Five golden years of parenting – Dr Shayama Chona

by
Dr Shayama Chona
I Well begun is half done, so goes the saying. For parents, the initial five years should be treated as the Golden Years. Strike a relationship with the child with empathy, trust and love with both parents working, nuclear families, indifferent neighbours, unreliable domestic help, parents are under great stress. The years before six are the most important in establishing attitudes, habits and pattern which will last throughout life. The relationship established with your child in his pre-school years will determine your relationship with her for the rest of her life. For example, to prevent a teenager from becoming a defiant juvenile delinquent, take the time to establish a solid relationship of affection, and mutual respect when she is small.

Raising a child is a human relationship, and human relationships cannot be reduced to a set of rules. So be rational. Do not be dogmatic about your approach. You and your child are unique. You and she have a special relationship which is different from any other two people on the planet. Don’t make the mistake of trying to fit this relationship into any generalization. | should be treated as the Golden Years

You can learn many scientific facts about children, but if you don’t have the feel of childhood you will not guide your child wisely. You will know the word ‘parenting’ but will lack the tune. To acquire the feel of childhood, re-establish contact with the child within yourself.

Each of your children is a unique combination of genes which has never existed before on this earth and never will again. She is also growing up in a unique psychological environment because of her position in your family. This combination of unique genes plus unique environment means that, in the strictest sense of the word, each child in your family is as unique as their fingerprints. The most important thing you can do for a child is to stand back and allow her to actualize the unique and potential self which is unfolding within her.

Decide on limits and reasonable rules for the control of your child’s actions. Then enforce these limits and rules consistently. There is no one magic set of rules which is right for every family or for all children. It depends on which rules you feel are important, and which rules you feel comfortable in enforcing.

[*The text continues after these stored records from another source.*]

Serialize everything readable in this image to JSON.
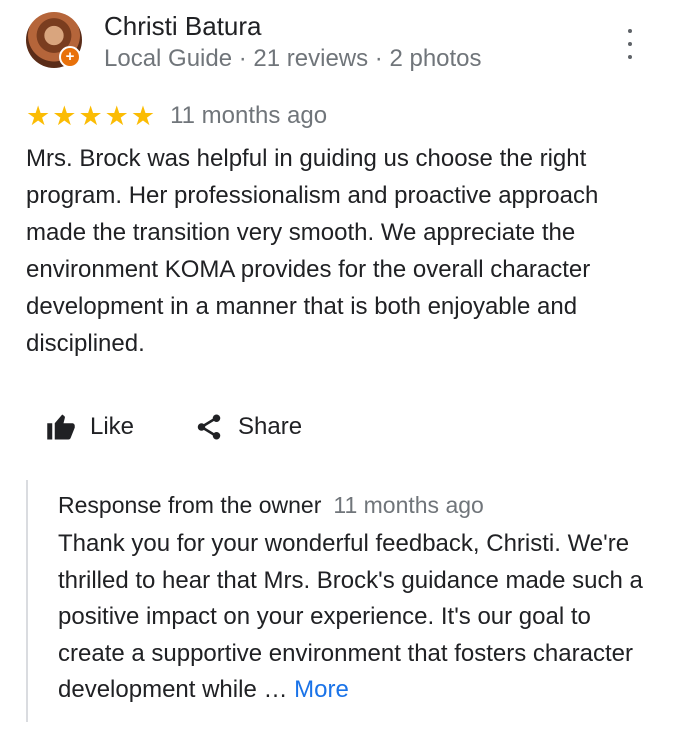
{
  "reviewer": {
    "name": "Christi Batura",
    "meta": "Local Guide · 21 reviews · 2 photos"
  },
  "review": {
    "stars": [
      "★",
      "★",
      "★",
      "★",
      "★"
    ],
    "date": "11 months ago",
    "text": "Mrs. Brock was helpful in guiding us choose the right program. Her professionalism and proactive approach made the transition very smooth. We appreciate the environment KOMA provides for the overall character development in a manner that is both enjoyable and disciplined."
  },
  "actions": {
    "like_label": "Like",
    "share_label": "Share"
  },
  "owner_response": {
    "title": "Response from the owner",
    "date": "11 months ago",
    "text": "Thank you for your wonderful feedback, Christi. We're thrilled to hear that Mrs. Brock's guidance made such a positive impact on your experience. It's our goal to create a supportive environment that fosters character development while … ",
    "more_label": "More"
  },
  "colors": {
    "star": "#fbbc04",
    "secondary_text": "#70757a",
    "link": "#1a73e8",
    "local_guide_badge": "#e8710a"
  },
  "icons": {
    "like": "thumbs-up-icon",
    "share": "share-icon",
    "more": "more-vert-icon",
    "badge": "local-guide-badge-icon"
  }
}
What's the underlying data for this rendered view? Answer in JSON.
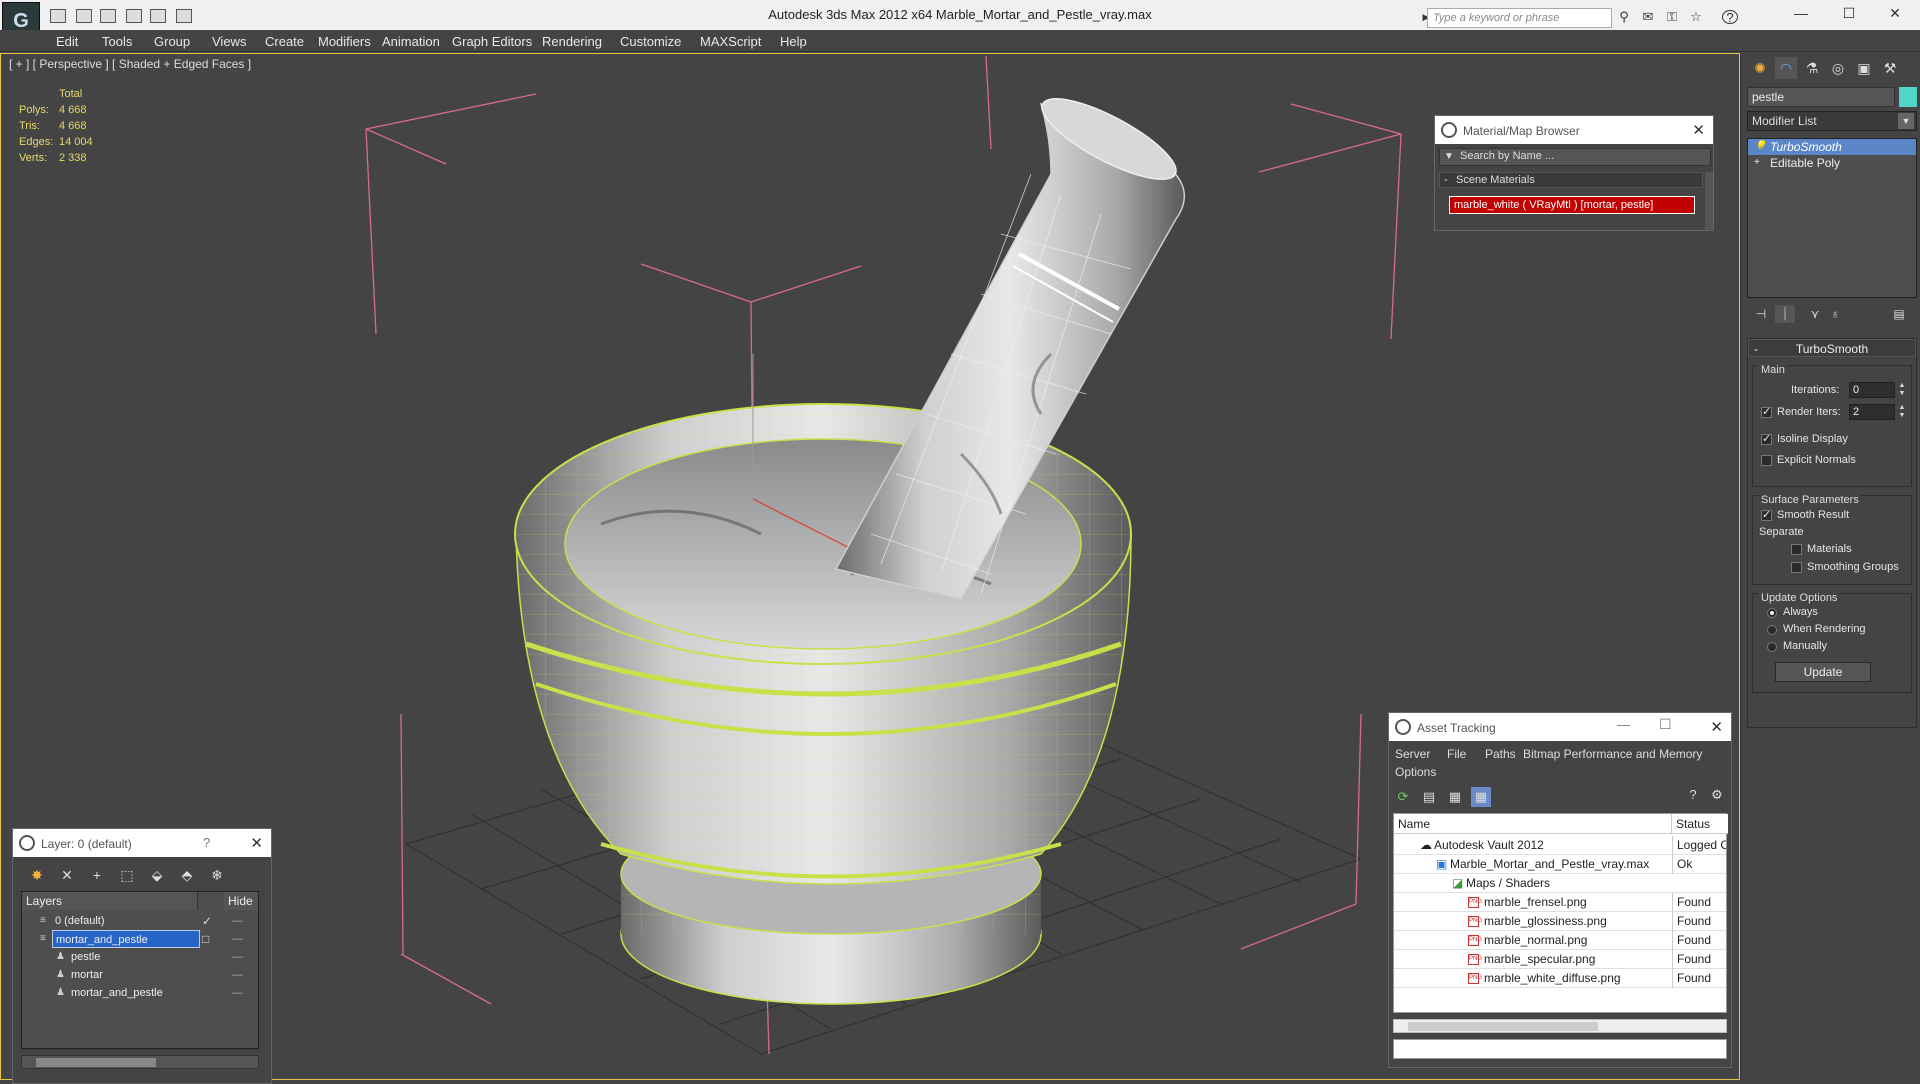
{
  "window": {
    "title": "Autodesk 3ds Max  2012 x64      Marble_Mortar_and_Pestle_vray.max",
    "search_placeholder": "Type a keyword or phrase"
  },
  "menu": [
    "Edit",
    "Tools",
    "Group",
    "Views",
    "Create",
    "Modifiers",
    "Animation",
    "Graph Editors",
    "Rendering",
    "Customize",
    "MAXScript",
    "Help"
  ],
  "viewport": {
    "label": "[ + ] [ Perspective ] [ Shaded + Edged Faces ]",
    "stats": {
      "header": "Total",
      "rows": [
        {
          "label": "Polys:",
          "value": "4 668"
        },
        {
          "label": "Tris:",
          "value": "4 668"
        },
        {
          "label": "Edges:",
          "value": "14 004"
        },
        {
          "label": "Verts:",
          "value": "2 338"
        }
      ]
    },
    "colors": {
      "bbox": "#d86a8a",
      "wire": "#c8e04a",
      "grid": "#555555"
    }
  },
  "command_panel": {
    "object_name": "pestle",
    "object_color": "#4fd6c9",
    "modifier_list_label": "Modifier List",
    "stack": [
      {
        "label": "TurboSmooth",
        "selected": true
      },
      {
        "label": "Editable Poly",
        "selected": false
      }
    ],
    "turbosmooth": {
      "title": "TurboSmooth",
      "main_label": "Main",
      "iterations_label": "Iterations:",
      "iterations_value": "0",
      "render_iters_label": "Render Iters:",
      "render_iters_value": "2",
      "isoline_display": "Isoline Display",
      "explicit_normals": "Explicit Normals",
      "surface_parameters": "Surface Parameters",
      "smooth_result": "Smooth Result",
      "separate": "Separate",
      "materials": "Materials",
      "smoothing_groups": "Smoothing Groups",
      "update_options": "Update Options",
      "always": "Always",
      "when_rendering": "When Rendering",
      "manually": "Manually",
      "update_button": "Update"
    }
  },
  "material_browser": {
    "title": "Material/Map Browser",
    "search_placeholder": "Search by Name ...",
    "section": "Scene Materials",
    "material": "marble_white  ( VRayMtl )  [mortar, pestle]"
  },
  "layer_manager": {
    "title": "Layer: 0 (default)",
    "help": "?",
    "col_layers": "Layers",
    "col_hide": "Hide",
    "rows": [
      {
        "name": "0 (default)",
        "indent": 1,
        "check": "✓",
        "selected": false
      },
      {
        "name": "mortar_and_pestle",
        "indent": 1,
        "check": "□",
        "selected": true
      },
      {
        "name": "pestle",
        "indent": 2,
        "check": "",
        "selected": false
      },
      {
        "name": "mortar",
        "indent": 2,
        "check": "",
        "selected": false
      },
      {
        "name": "mortar_and_pestle",
        "indent": 2,
        "check": "",
        "selected": false
      }
    ]
  },
  "asset_tracking": {
    "title": "Asset Tracking",
    "menu": [
      "Server",
      "File",
      "Paths",
      "Bitmap Performance and Memory",
      "Options"
    ],
    "col_name": "Name",
    "col_status": "Status",
    "rows": [
      {
        "name": "Autodesk Vault 2012",
        "status": "Logged Out",
        "indent": 1
      },
      {
        "name": "Marble_Mortar_and_Pestle_vray.max",
        "status": "Ok",
        "indent": 2
      },
      {
        "name": "Maps / Shaders",
        "status": "",
        "indent": 3
      },
      {
        "name": "marble_frensel.png",
        "status": "Found",
        "indent": 4
      },
      {
        "name": "marble_glossiness.png",
        "status": "Found",
        "indent": 4
      },
      {
        "name": "marble_normal.png",
        "status": "Found",
        "indent": 4
      },
      {
        "name": "marble_specular.png",
        "status": "Found",
        "indent": 4
      },
      {
        "name": "marble_white_diffuse.png",
        "status": "Found",
        "indent": 4
      }
    ]
  }
}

Although as a parent, you assume responsibility for teaching your child to control her actions, it is equally important to allow her the freedom to express her feelings. Giving your child this right, will in no way lessen her respect for you. On the contrary, it will increase it. For, she will recognize that you feel secure enough in your position as a parent to allow her the democratic right to express her feelings as a junior member of the family. Allowing your child to express her feelings gives her the same type of democratic rights in your family that you have as a free citizen of your country.

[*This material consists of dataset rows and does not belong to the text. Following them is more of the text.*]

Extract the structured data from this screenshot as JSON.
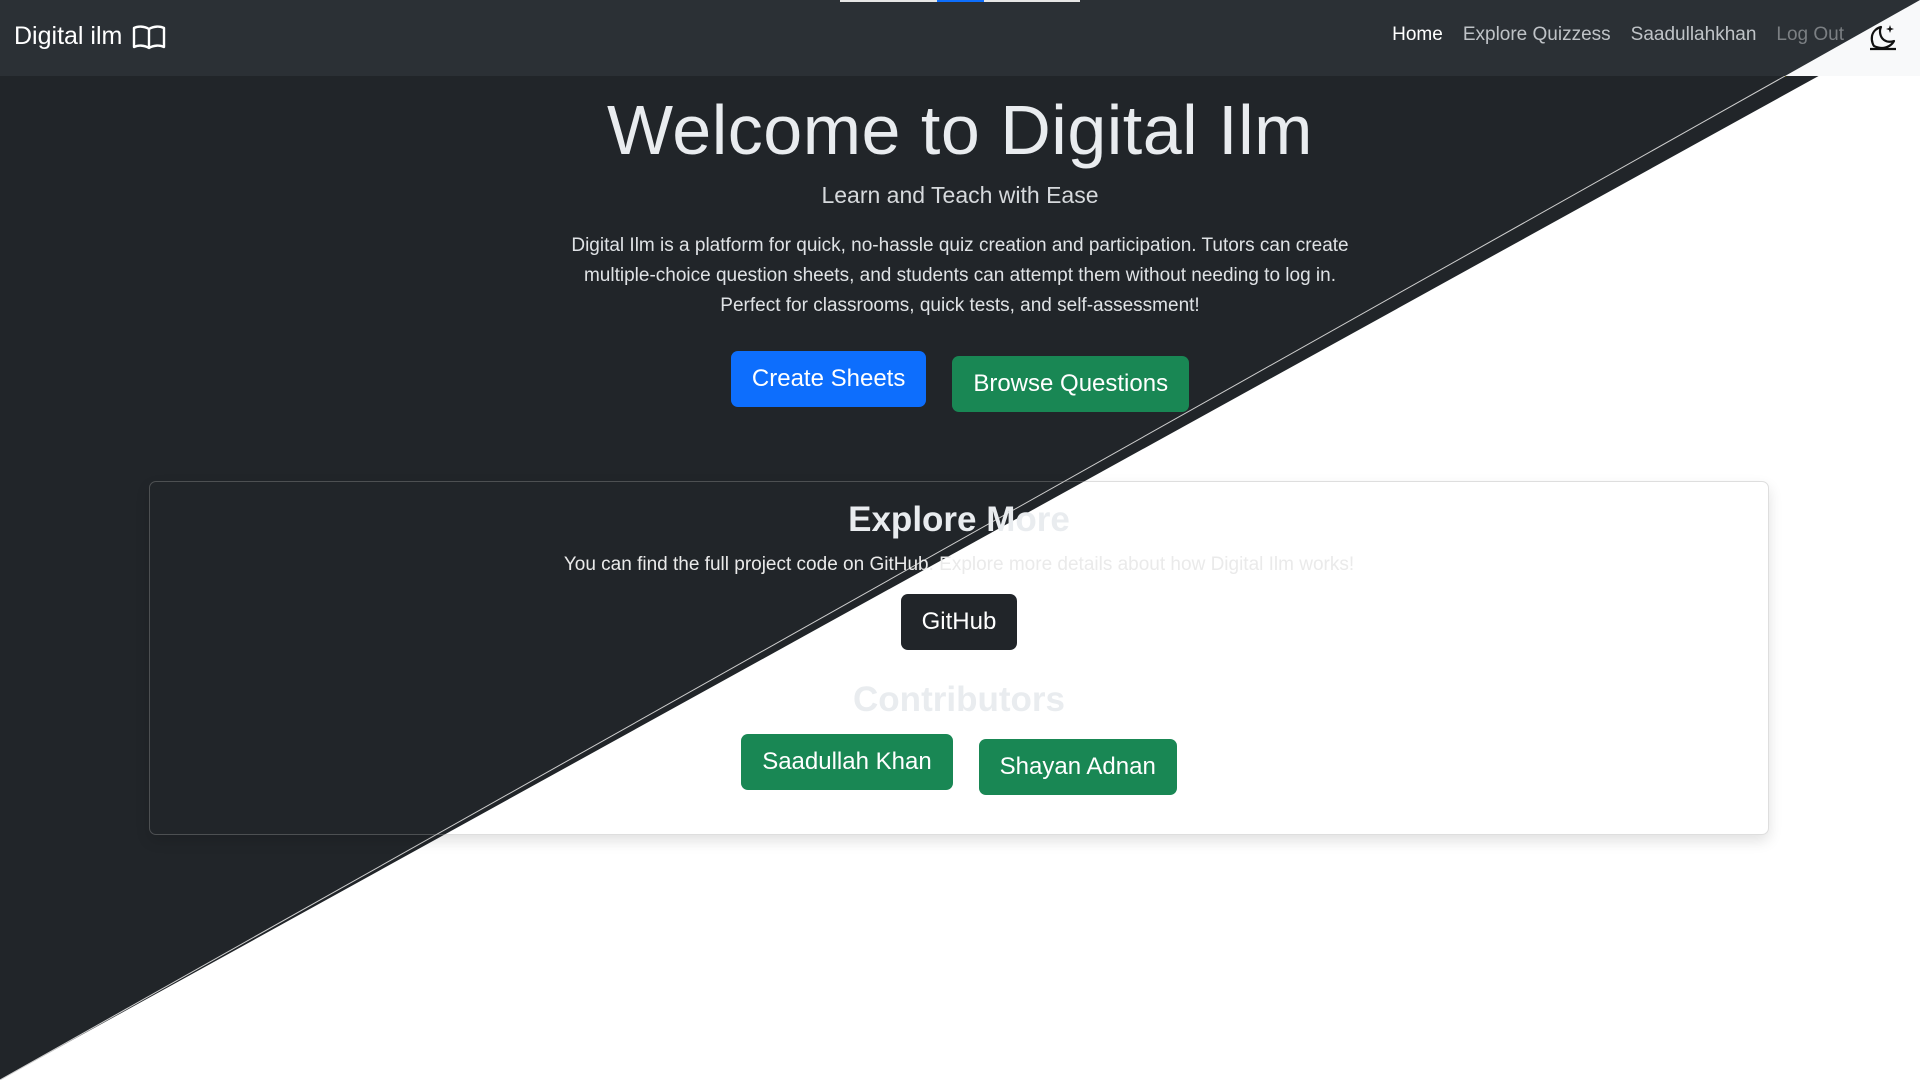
{
  "navbar": {
    "brand": "Digital ilm",
    "brand_icon": "book-open-icon",
    "links": [
      {
        "label": "Home"
      },
      {
        "label": "Explore Quizzess"
      },
      {
        "label": "Saadullahkhan"
      },
      {
        "label": "Log Out"
      }
    ],
    "theme_icon": "moon-stars-icon"
  },
  "hero": {
    "title": "Welcome to Digital Ilm",
    "lead": "Learn and Teach with Ease",
    "description": "Digital Ilm is a platform for quick, no-hassle quiz creation and participation. Tutors can create multiple-choice question sheets, and students can attempt them without needing to log in. Perfect for classrooms, quick tests, and self-assessment!",
    "create_button": "Create Sheets",
    "browse_button": "Browse Questions"
  },
  "explore": {
    "title": "Explore More",
    "subtitle": "You can find the full project code on GitHub. Explore more details about how Digital Ilm works!",
    "github_button": "GitHub",
    "contributors_title": "Contributors",
    "contributors": [
      {
        "name": "Saadullah Khan"
      },
      {
        "name": "Shayan Adnan"
      }
    ]
  },
  "colors": {
    "dark_bg": "#212529",
    "navbar_dark": "#2b3035",
    "primary": "#0d6efd",
    "success": "#198754",
    "accent_line": "#c8b400"
  }
}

In guiding your child through self-regulation, reinforce her positive moves toward worthwhile goals. Ignore actions which are not in the direction of worthwhile goals. Behaviour which is reinforced tends to be repeated. Reinforce your child when she acts independent, self-assertive, creative and loving. Do not reinforce her when she acts timid, whirring, uncooperative, violent, or destructive. You then become a powerful influence in helping your child to become a mature and self-regulating person.

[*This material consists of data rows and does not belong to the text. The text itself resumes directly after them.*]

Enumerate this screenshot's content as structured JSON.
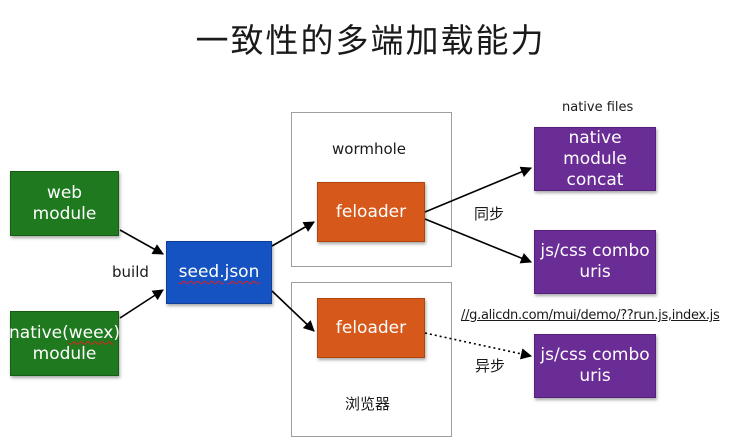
{
  "title": "一致性的多端加载能力",
  "nodes": {
    "web_module": [
      "web",
      "module"
    ],
    "native_weex_module": [
      "native(weex)",
      "module"
    ],
    "seed_json": "seed.json",
    "feloader_top": "feloader",
    "feloader_bottom": "feloader",
    "native_module_concat": [
      "native module",
      "concat"
    ],
    "jscss_combo_top": [
      "js/css combo",
      "uris"
    ],
    "jscss_combo_bottom": [
      "js/css combo",
      "uris"
    ]
  },
  "labels": {
    "build": "build",
    "wormhole": "wormhole",
    "browser": "浏览器",
    "native_files": "native files",
    "sync": "同步",
    "async": "异步",
    "cdn_url": "//g.alicdn.com/mui/demo/??run.js,index.js"
  },
  "colors": {
    "source": "#1f7a1f",
    "seed": "#1552c2",
    "loader": "#d6581a",
    "output": "#6a2c95"
  }
}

School begins at home. The curriculum of your home is as important as the curriculum of the schools your child will attend. She needs a wisely chosen curriculum of toys, books and records, for these are the textbooks of her school at home.

Your child needs stimulation for her intellectual development. The intellectual stimulation you give her, particularly in the first five years of life, is of crucial importance for the optimal development of her intelligence. Stimulating her language development, teaching her to become interested in word and to love books, teaching her to print, playing games which teach her to think logically and grow in her understanding of mathematics, all of these are part of rich intellectual heritage you can give to your child by the time she is six years old.


The intellectual stimulation you give her, particularly in the first five years of life, is of crucial importance for the optimal development of her intelligence


Parents have rights too. Raising a child is no easy taste. It demands more maturity than parents have at times. All of us from time to time fall short of ideals we set for ourselves. If we give our children the right to be imperfect children, we should also give ourselves the right to be imperfect parents. If we allow our children the right to express their feelings, we should certainly keep that same right for ourselves.

A parent who feels she is sacrificing herself for her child is not doing that child any favour. So in order for us to be good parents, we must first of all aim at being self-actualizing genuine human beings ourselves.